The Pashtun-majority province of Logar just south of Kabul saw further protests on Sunday against American threats of Quran-burning, which turned deadly, leaving two dead and five wounded in Barki Barak district. This according to the Pajhwok News Agency. The crowd, estimated at 1,000, that gathered to protest the desecration of their holy book chanted anti-American slogans. It then turned violent according to police, looting shops in the bazaar and tearing down campaign posters of candidates they disliked. Then they began threatening police outposts, prompting police to open fire. Pajhwok quotes one protester, Muhammad Ishaq, however, who rejected the police charges. He is said to have replied, “It was a peaceful protest, but we were blocked by security personnel.
We are ready to sacrifice our lives for the Koran and Islam.”
In Wardak Province, a Pashtun center of the Muslim fundamentalist insurgency to the southwest of Kabul, hundreds of protesters rallied in the district of Chak. That demonstration remained peaceful, according to Pajhwok.
One fear of Gen. David Petraeus and other US officials in Afghanistan is that video of American Quran-burning will be spread around and looped by the Muslim fundamentalist insurgency seeking to rally ordinary Afghans against the US and NATO troop presence. Cell phones with video capability are in fact controversial in Afghanistan, according to Pajhwok. It says that in Helmand Province, many residents of Lashkargah are demanding that the phones be banned. They say that the Taliban are sending videos of their combat with Western troops, and seeking to recruit young Afghan men through the phones. Likewise, there are fears that photographs carried by a man on his phone of women in his life could fall into the hands of others if he lost the phone, and cause vendettas to break out. Many young men are using the phones to pass around pornography, as well, it is charged.
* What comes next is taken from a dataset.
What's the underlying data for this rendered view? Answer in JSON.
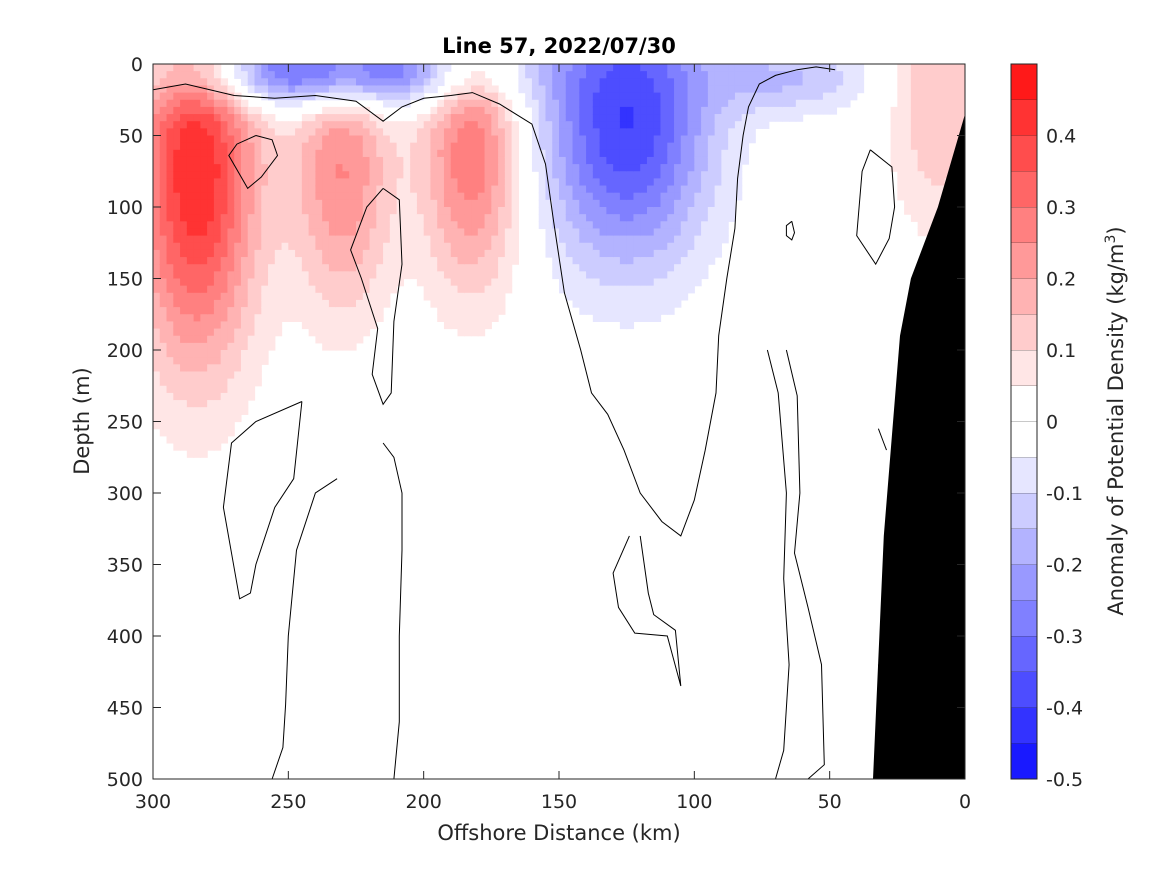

In the past week, thousands of Afghans have protested American Christian fundamentalist plans to burn the Qur’an in commemoration of the September 11 attacks. There is every reason to believe that the protests have been so widespread in Afghanistan in part because of the upcoming parliamentary elections of September 18 and because of the widespread insurgency against the American and NATO troop presence and the US-backed Karzai government. That is, this is not an essentialist story of Muslims being touchy about their religion but rather has a specific context in Western military dominance of Afghan society.
Pajhwok also reports that many of the protest rallies against American Quran-burning were taken advantage of by political activists, who used them as a cover to rip down all the campaign posters of rival candidates. The agency says that in Nangarhar Province, reports came in from the districts of Dara-yi Nur and Khewi on Saturday that campaign posters were torn down from walls, electricity poles, and trees. A female candidate in Khewi district, Abida Malakzai, confirmed that her posters were removed during the protests. The Independent Electoral Commission insisted that deliberately ripping down campaign posters is illegal in Afghanistan, but Nangarhar police confirmed that the problem is widespread.
The elections in Afghanistan are already plagued with problems, including poorly qualified or vetted candidates, the lack of political parties (which are still banned), attacks on candidates or their families by Taliban, voter intimidation, and the prospect of ballot fraud since the Electoral Complaints Commission is now in President Hamid Karzai’s back pocket.
Many observers fear that contested parliamentary elections marred by open fraud could further erode the legitimacy of the Karzai government and fuel violence and insurgency.